Syncom Legacy: Glimpsing the Future
Syncom 2, built by Satellite Development Center and launched in 1963, blazed the trail for hundreds of communications, defense, and weather-monitoring satellite systems that have touched virtually everyone on Earth. What could possibly remain to be accomplished in the 2000s and beyond?
Plenty, according to Jim Simpson, Director of Business Development for SDC, which is developing a raft of new technologies and applications.
SDC strategy in the fifth decade after Syncom calls for focusing on key government programs, competing in commercial areas where SDC has discriminators, leveraging commercial and government synergies, and translating the enterprise's offerings into end-to-end systems and services for network connectivity.
Broadband is one technology area that SDC has targeted for growth. "Heavy utilization by the government is driving the continuing development of broadband, which provides capabilities applicable for commercial programs that require greater bandwidth.
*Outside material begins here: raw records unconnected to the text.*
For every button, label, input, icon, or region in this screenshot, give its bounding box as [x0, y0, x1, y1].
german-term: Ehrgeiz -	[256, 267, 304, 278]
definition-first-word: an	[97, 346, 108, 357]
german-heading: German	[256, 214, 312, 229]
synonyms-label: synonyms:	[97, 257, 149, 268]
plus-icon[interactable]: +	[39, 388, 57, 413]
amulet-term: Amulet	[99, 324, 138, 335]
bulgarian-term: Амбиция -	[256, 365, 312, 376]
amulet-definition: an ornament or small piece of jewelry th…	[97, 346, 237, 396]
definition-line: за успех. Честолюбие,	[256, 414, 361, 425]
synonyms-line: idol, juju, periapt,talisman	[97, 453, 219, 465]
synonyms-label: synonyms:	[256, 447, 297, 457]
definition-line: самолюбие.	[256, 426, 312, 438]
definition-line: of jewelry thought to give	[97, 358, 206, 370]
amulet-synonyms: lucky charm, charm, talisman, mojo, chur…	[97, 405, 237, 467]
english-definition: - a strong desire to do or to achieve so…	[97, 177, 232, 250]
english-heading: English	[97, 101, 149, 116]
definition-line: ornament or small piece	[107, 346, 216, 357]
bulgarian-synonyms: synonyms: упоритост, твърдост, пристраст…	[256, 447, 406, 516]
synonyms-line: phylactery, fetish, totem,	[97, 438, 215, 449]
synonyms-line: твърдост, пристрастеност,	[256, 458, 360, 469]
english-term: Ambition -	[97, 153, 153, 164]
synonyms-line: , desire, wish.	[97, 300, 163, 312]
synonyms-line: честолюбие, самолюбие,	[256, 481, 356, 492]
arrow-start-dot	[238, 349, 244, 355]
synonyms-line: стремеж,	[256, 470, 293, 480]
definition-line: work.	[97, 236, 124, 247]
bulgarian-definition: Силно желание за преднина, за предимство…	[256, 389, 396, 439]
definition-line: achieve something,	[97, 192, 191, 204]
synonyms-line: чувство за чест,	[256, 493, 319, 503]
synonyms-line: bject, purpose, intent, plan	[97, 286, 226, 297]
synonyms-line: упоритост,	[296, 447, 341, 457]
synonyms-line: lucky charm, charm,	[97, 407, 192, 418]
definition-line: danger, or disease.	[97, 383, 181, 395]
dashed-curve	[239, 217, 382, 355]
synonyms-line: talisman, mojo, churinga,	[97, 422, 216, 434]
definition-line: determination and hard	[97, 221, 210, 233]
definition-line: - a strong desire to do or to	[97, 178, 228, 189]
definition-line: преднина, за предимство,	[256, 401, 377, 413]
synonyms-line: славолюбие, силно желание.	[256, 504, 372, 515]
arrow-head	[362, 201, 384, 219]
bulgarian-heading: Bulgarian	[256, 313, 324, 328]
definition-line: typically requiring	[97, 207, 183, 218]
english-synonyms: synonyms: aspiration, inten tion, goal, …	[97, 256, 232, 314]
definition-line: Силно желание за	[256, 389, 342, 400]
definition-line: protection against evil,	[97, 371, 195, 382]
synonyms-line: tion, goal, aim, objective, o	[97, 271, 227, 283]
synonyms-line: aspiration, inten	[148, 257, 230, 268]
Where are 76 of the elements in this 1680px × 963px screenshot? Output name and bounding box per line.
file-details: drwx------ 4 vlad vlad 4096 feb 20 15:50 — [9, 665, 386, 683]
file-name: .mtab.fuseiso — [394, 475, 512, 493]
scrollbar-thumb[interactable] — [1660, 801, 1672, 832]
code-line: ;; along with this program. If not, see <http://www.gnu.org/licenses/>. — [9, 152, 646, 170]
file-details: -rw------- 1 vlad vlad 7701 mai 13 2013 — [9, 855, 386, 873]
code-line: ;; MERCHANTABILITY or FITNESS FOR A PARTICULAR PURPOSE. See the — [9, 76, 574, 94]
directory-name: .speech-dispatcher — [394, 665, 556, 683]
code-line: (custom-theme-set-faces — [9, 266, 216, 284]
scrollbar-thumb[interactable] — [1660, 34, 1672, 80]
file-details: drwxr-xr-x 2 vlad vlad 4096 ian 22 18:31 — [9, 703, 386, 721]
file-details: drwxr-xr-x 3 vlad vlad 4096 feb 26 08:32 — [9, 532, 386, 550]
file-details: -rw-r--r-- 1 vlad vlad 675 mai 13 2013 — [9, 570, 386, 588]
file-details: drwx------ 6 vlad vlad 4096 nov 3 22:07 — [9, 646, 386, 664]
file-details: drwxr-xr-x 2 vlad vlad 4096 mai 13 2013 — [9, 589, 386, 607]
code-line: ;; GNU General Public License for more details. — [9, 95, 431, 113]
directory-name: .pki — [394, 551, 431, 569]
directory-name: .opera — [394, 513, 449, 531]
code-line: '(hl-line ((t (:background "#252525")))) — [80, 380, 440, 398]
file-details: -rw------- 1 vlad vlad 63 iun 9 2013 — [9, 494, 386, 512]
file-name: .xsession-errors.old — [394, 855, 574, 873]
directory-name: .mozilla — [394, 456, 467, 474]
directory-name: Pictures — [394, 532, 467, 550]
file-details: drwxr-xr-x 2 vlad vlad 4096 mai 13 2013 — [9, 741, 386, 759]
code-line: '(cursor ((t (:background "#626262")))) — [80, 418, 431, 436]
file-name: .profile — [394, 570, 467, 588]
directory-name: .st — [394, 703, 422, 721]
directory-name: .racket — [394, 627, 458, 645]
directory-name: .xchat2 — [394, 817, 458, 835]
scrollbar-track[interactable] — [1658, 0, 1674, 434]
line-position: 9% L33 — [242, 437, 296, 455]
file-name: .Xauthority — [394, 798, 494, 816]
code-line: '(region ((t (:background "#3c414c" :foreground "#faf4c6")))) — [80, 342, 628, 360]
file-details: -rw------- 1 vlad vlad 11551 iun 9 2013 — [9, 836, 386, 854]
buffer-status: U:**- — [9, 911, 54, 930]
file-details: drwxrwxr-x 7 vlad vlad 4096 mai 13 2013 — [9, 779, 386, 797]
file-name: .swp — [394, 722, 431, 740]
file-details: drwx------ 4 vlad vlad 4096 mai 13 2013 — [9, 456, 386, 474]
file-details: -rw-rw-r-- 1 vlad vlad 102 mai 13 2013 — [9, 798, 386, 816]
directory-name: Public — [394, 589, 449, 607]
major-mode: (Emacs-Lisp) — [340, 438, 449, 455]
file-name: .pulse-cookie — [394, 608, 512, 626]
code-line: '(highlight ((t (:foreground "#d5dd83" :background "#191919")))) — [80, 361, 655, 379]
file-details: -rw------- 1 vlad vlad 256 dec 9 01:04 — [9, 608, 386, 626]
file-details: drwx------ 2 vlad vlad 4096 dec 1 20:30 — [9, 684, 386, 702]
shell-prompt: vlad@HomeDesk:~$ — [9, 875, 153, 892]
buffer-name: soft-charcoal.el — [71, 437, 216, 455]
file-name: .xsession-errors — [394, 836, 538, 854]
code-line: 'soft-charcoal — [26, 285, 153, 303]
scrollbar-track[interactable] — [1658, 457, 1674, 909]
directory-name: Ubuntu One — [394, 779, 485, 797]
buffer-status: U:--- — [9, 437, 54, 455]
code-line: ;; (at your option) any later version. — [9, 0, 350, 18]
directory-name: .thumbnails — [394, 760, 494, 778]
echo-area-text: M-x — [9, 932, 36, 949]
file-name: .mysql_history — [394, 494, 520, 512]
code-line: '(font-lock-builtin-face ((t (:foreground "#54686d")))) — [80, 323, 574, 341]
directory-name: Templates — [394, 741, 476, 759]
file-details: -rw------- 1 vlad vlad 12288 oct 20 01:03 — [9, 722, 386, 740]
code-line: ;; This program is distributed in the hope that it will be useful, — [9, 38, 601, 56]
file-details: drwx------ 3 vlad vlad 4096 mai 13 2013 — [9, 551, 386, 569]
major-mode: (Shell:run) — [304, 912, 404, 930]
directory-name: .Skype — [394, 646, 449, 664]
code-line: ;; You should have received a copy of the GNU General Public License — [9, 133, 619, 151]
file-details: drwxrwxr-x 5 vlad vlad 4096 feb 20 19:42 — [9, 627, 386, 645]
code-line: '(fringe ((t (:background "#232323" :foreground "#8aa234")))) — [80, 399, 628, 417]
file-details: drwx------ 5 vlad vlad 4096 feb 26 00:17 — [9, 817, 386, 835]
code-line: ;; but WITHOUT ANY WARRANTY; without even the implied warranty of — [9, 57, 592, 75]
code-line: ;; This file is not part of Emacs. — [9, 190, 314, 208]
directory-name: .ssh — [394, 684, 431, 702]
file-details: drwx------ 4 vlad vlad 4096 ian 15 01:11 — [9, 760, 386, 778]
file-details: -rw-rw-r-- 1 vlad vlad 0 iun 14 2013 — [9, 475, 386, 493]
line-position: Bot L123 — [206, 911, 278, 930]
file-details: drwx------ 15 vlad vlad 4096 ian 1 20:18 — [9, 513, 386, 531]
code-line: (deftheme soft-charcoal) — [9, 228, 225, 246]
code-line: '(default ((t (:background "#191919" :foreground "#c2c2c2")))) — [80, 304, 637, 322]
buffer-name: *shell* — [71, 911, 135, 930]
These applications include high-definition television (HDTV), streaming video, large file transfers, and two-way communications. On the commercial side, HDTV is becoming more popular, with channels constantly being added," Simpson said. In addition to HDTV, other broadband applications will be available soon. The SDC-built Anik F2 satellite, scheduled for launch next year, will provide one of the first multimedia services across North America.
SDC is also poised to take existing mobile networks to the next level, continuing a progression that began in the 1990s with such programs as ICO and MSAT. Buoyed by the recent successes of the Thuraya mobile phone system, which serves a region of 2.3 billion people, and XM Satellite Radio, which delivers digital radio service to 1.2 million U.S. subscribers, the enterprise is looking to expand these capabilities to other regions around the world.
"Thuraya is providing phone service throughout the Middle East and is critical in Iraq, which has virtually no land-based communications infrastructure. The ubiquitous coverage has implications for homeland security and many other applications," Simpson said.
Another key growth area is automobile-focused applications, called telematics, that use satellite systems to back up terrestrial cellular systems to guarantee that mobile phones will work anywhere, at any time.
"SDC has tremendous experience in the commercial and government worlds. The technology that serves both arenas, such as digital processors and phased array antennas, give us a market advantage and will enable us to offer unique solutions to our customers," Simpson said. "In addition, virtually every government satellite constellation will be replaced over the next decade, and we're positioned to gain a large portion of that market."
It's been quite a 40-year run since Syncom 2. Who knows what the next 40 years will bring?